Ananda K. Coomaraswamy is an art critic and spokesperson for the perennial philosophy of Plato, Plotinus, Bonaventura, Aquinas, Meister Eckhart and the Upanishads. There is not a word in these nine essays about the aesthetic theories by authors writing at the same time as Coomaraswamy, writers such as John Dewey, George Santayana, or Ernest Gombrich. Why? Because Coomaraswamy does not have the slightest interest in aesthetics or aesthetic experience. To have a clear understanding of Coomarasway's foundational and key ideas about art, here are several quotes from his main essay in this collection. Beneath each quote is my own brief commentary.

"The artist is not a special kind of man, but every man who is not an artist in some field, every man without a vocation, is an idler." Coomaraswamy tells us in traditional societies the artist is not a special kind of man but every man is a special kind of artist.

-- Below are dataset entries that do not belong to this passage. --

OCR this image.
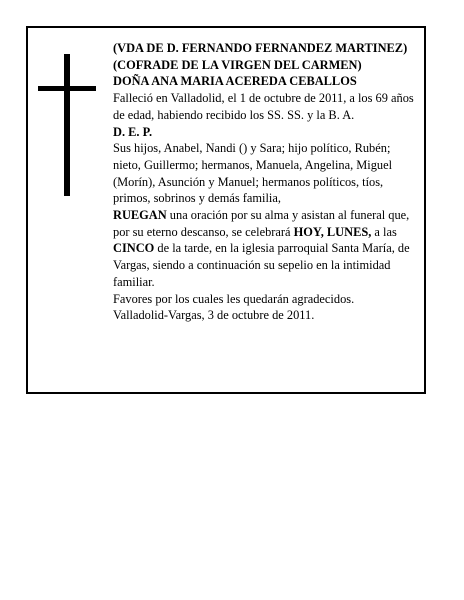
(VDA DE D. FERNANDO FERNANDEZ MARTINEZ) (COFRADE DE LA VIRGEN DEL CARMEN)

DOÑA ANA MARIA ACEREDA CEBALLOS

Falleció en Valladolid, el 1 de octubre de 2011, a los 69 años de edad, habiendo recibido los SS. SS. y la B. A.

D. E. P.

Sus hijos, Anabel, Nandi () y Sara; hijo político, Rubén; nieto, Guillermo; hermanos, Manuela, Angelina, Miguel (Morín), Asunción y Manuel; hermanos políticos, tíos, primos, sobrinos y demás familia,

RUEGAN una oración por su alma y asistan al funeral que, por su eterno descanso, se celebrará HOY, LUNES, a las CINCO de la tarde, en la iglesia parroquial Santa María, de Vargas, siendo a continuación su sepelio en la intimidad familiar.

Favores por los cuales les quedarán agradecidos.

Valladolid-Vargas, 3 de octubre de 2011.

Think here of a medieval cathedral that was built by vast numbers of craftsmen who wouldn't think of signing their work. He rebels against our modern world were we make a sharp distinction between an artist (the special kind of man) painting his artwork to be displayed in a museum and the factory worker (an ordinary or `un-special' kind of man) on the assembly line. Thus, Coomaraswamy says, "Industry without art is brutality."

"The practice of art can never be, unless for the sentimentalist who lives for pleasure, an 'art for art's sake', that is to say a production of 'fine' or useless objects only that we may be delighted by 'fine colors and sounds'. The greater part of our boasted 'love of art' is nothing but the enjoyment of comfortable feelings."

For Coomaraswamy, the fine colors of impressionist painters like Monet, Cezanne, Renoir, and Seurat are only that, fine colors, the aesthetic surface of life, where the viewer is encouraged to `love art' and enjoy comfortable feelings. These fine colors are a world away from the metaphysical and spiritual ideas represented by statues in a medieval monastery or an ancient Buddhist temple.

"It is just insofar as we do now see only the things as they are in themselves, and only ourselves as we are in ourselves, that we have killed the metaphysical man and shut ourselves up in the dismal cave of functional and economic determinism."

Here Coomaraswamy observes how we in our modern technological world of high specialization have shattered the wholeness of our spiritual inner selves; our everyday life of activity (making of things) and interaction with the world is not an expression of our total human nature, but rather is reduced to mere function and utility. The art produced in such a society also reflects this alienation. One can imagine what must have gone through Coomaraswamy's mind when viewing Duchamp's Fountain (a porcelain urinal) or a painting of Max Ernst or Pablo Picasso.

"Our conception of art as essentially the expression of a personality, or whole view of genius, our impertinent curiosities about the artist's private life, all these things are the products of a perverted individualism and prevent our understanding of the nature of medieval and oriental art."

How many biographies and commentaries have been written on the life of Picasso, Jackson Pollock, Andy Warhol? Coomaraswamy would not be impressed; rather, he would see all such writing as so much obsession with personality and an expression of perverse individualism. What would be at the absolute opposite end of the artistic spectrum from Coomaraswamy's philosophy? How about three quotes from Andy Warhol - 1) Art is what you can get away with. 2) An artist is a person who produces things that people don't need to have. 3) I am a deeply superficial person.

"We have emphasized that art is for the man, and not the man for art: that whatever is made only to give pleasure is a luxury and that the love of art under these conditions becomes a mortal sin."

I recommend a careful reading of this collection of Coomaraswamy's essays. You don't necessarily have to entirely agree with his philosophy of art to appreciate his perspective on how art was integrated into traditional societies and how our modern world has gone off in other directions.